The photo on my phone from 24th February, 2020, is one of a sunset over Cambridge as my Dad drove me out of the city and homeward bound, back to Ireland. When I think about planes and airports, I think a lot about that last trip. Everyone had that first moment in the pandemic when they began to realise the presence of the virus beyond being a news story. This was mine. Perhaps, it was because I had never flown at such a prominently off-peak instant as the early-morning, mid-week flight of the end of February, but I had never seen an airport look so much like a hospital. Compared to the bustling excitement which airports usually lay their foundations on, Stansted Airport was noticeably sterile. There was a general sense that everyone who was at the airport was only there because they had to be, rather than because they wanted to be. There were no clusters of families or sole travellers about to embark upon the trip of a lifetime and in their absence the airport was quieter and bigger, coming to resemble the wide, white corridors of hospital wards. 

“Mostly though I remember that last goodbye”

It made a strange parallel to the atmosphere of my Nana’s hospice where, like all hospices, there was a stench of cleanliness almost as strong as the melancholic decay which also infested the halls. I didn’t see my Nana for that long, she was tired and several visitors at a time could be overwhelming, but those last moments in the hospice are engrained in my mind. I remember her turning to my Uncle and asking why my hair was so straight and I remember feeling so frustrated with myself that I had turned up with straightened hair when she had always loved my natural curls. I remember sitting in the canteen area with my cousins and trying to make conversation over tea. I remember fondly her confusion at the fact I was a vegan and her eyebrows hunching together as she tried to work out what I could possibly eat. Mostly though I remember that last goodbye. 


Mountain View

The impossible task of grieving

Everyone at the hospice kept saying how much better she was looking and how these could not possibly be her last weeks alive. A family friend came and left in the confidence that they would see her again and even the nurses kept repeating that she was a fighter. When it came to saying goodbye, as I left to catch my flight back to England, I suppose I had internalised a lot of this and I gave my Nana a big hug and said goodbye in the way I had always done. It wasn’t until I pulled away from the hug and saw her eyes welling up as she whispered softly, “Goodbye Caitlin,” that I realised my Nana was actually saying goodbye in its complete finality. But I still I left the hospice convinced that I would see her again. A month later I was watching her funeral via facetime.

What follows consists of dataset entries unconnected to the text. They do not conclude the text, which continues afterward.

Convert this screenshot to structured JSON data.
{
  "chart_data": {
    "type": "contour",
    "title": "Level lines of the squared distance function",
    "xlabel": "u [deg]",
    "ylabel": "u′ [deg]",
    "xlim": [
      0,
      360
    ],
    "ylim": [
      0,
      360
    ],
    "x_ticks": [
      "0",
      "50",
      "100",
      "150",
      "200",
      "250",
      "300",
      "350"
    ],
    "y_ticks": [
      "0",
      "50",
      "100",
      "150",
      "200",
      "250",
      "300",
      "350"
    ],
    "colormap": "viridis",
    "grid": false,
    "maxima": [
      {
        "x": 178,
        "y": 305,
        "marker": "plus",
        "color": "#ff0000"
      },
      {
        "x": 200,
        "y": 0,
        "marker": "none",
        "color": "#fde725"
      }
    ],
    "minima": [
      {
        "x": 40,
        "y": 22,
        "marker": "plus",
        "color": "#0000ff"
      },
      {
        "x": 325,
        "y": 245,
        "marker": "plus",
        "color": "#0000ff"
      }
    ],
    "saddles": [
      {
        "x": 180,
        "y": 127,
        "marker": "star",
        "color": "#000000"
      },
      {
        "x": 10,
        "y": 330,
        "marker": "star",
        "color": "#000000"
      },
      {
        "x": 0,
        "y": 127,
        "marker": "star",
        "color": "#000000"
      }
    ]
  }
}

June 21st therefore isn’t just about the resumption of life but also about getting closure from death. Like most people, when that promised day comes I’ll be heading to the clubs and bars with my friends. When it comes to catching flights though, my first one isn’t heading straight to Ibiza. Many people have said that this coming summer could rival that of 2018 – the summer of the world cup, the summer when you could barely walk down the street without hearing the jubilations of “it’s coming home!” I’m not sure what will happen with the pandemic, or whether this June the pubs will fill with joy once again, perhaps June 21st will become July 21st. It doesn’t matter though. The clubs could be shut and all summer long it could pour down with rain because it’s not those things that for me would make this an ‘it’s coming home summer’. Instead, it’s the minute that it’s safe to travel to Ireland – that’s when I’ll be truly coming home.